De origem drusa, Reda Mansour afirma que Israel, apesar de ser um estado judaico, tem "integrada" em sua cultura uma grande comunidade árabe, e que isso "dá esperança" ao futuro do Oriente Médio; assista à entrevista concedida por ele aos repórteres Bia Willcox e Luciano Olivieri



17 DE NOVEMBRO DE 2014 ÀS 15:39






247 – A existência de povos e culturas diferentes em um mesmo espaço é um sonho possível e compartilhado pelo novo embaixador de Israel no Brasil, Reda Mansour. Sua origem drusa pode ter sido o ingrediente principal para que desenvolvesse seu olho cuidadoso e atento ao multiculturalismo e à multiétnica vivenciados em Israel e também no Brasil.

Em entrevista aos repórteres Bia Willcox e Luciano Olivieri durante encontro realizado na Câmara Brasil Israel de Comércio e Indústria no Rio de Janeiro, na última semana, ele contou ter como missão fazer com que o Brasil se familiarize com aspectos de Israel ainda pouco conhecidos, como a medicina, a tecnologia e especialidades que podem contribuir, por exemplo, para a crise hídrica que o País enfrenta neste momento.

Sobre sua origem, Mansour declarou que, apesar de Israel ser um estado judaico, há uma grande comunidade árabe "integrada" na cultura israelense. O cenário, diz ele, "pode dar esperança à nossa situação no Oriente Médio, porque se podemos coexistir em Israel, judeus e árabes, vamos coexistir no futuro em todo o Oriente Médio". Ele citou que há, no Brasil, os melhores exemplos de coexistência entre as duas comunidades.

Assista abaixo à entrevista:








COMENTÁRIOS

10 comentários em "Novo embaixador de Israel acredita em coexistência de judeus e árabes"Os comentários aqui postados expressam a opinião
dos seus autores, responsáveis por seu teor, e não do 247




Diana 18.11.2014 às 00:20

Sinagogas funcionando na Alemanha nazista no final da segunda guerra? O tratamento dado aos judeus na Europa nazista era um só: a morte! A população palestina na faixa de Gaza e Cisjordania só aumenta, Israel quer paz ,eu penso, pessoas que escrevem os absurdos destes comentarios ou são ignorantes ou são totalmente antissemitas!! Vão se informar!


serena Oliveira 17.11.2014 às 23:33

Fico impressionada com o baixo nível da argumentação dessas pessoas racistas que não se rendem à realidade. Preferem destilar seu ódio a tentar perceber algo novo que vem a seu encontro. São como Hitler, pintor fracassado que depois saiu saqueando museus europeus. Loosers.

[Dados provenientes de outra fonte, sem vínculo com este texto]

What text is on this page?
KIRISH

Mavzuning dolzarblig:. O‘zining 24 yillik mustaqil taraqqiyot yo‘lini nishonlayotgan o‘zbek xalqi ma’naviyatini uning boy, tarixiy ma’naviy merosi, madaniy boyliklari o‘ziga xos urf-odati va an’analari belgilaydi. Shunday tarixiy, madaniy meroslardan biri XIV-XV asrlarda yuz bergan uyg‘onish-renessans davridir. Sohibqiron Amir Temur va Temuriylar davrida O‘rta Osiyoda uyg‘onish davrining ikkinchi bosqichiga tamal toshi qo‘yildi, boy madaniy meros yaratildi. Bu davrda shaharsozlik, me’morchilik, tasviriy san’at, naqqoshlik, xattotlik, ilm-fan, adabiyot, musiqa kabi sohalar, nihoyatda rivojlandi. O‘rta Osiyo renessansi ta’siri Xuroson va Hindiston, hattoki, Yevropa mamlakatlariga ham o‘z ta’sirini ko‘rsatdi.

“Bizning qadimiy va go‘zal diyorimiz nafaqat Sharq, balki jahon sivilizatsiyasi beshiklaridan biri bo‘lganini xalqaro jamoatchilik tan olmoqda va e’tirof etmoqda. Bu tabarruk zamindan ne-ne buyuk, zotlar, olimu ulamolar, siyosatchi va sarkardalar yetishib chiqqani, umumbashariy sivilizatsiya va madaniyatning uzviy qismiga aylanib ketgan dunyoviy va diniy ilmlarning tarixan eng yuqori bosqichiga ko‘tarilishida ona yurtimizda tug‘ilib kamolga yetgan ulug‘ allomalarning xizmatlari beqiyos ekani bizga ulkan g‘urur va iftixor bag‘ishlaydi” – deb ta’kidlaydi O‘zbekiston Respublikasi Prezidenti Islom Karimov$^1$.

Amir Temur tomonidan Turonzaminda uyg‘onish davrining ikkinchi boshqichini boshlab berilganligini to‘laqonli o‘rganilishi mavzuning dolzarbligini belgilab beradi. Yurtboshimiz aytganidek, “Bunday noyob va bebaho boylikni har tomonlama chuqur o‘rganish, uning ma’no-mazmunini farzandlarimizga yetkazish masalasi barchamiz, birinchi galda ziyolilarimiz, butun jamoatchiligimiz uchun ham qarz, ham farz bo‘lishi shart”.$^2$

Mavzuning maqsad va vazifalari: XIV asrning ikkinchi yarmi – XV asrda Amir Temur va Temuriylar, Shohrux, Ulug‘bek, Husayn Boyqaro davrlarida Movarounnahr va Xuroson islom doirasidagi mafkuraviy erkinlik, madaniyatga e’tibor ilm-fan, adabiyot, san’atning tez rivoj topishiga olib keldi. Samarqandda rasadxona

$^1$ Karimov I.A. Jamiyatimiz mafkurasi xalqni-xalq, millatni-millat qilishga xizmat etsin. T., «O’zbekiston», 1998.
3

Ricardo 17.11.2014 às 22:46

Os comentários à essa noticia só demonstra o ódio gratuito de radicais de esquerda aliados do pior terrorismo islâmico existente. Sempre demonstrando dois pesos e duas medidas. Israel está aí para ficar. Parabéns ao novo embaixador!


silene balassiano 17.11.2014 às 22:18

que comentários vergonhosos! por aí se vê, que não adianta tentar coexistência com quem teima em não querer coexistir. o embaixador nem judeu é! estado criminoso???? cade os demais estados árabes? que nunca moveram palha pelos "palestinos"???? onde está o dinheiro suado dos brasileiros enviado para formar o tal Estado e utilizado para armar grupos terroristas! boicotar o que???? fábricas e produtos os quais ajudam também a sobrevivência das populações palestinas????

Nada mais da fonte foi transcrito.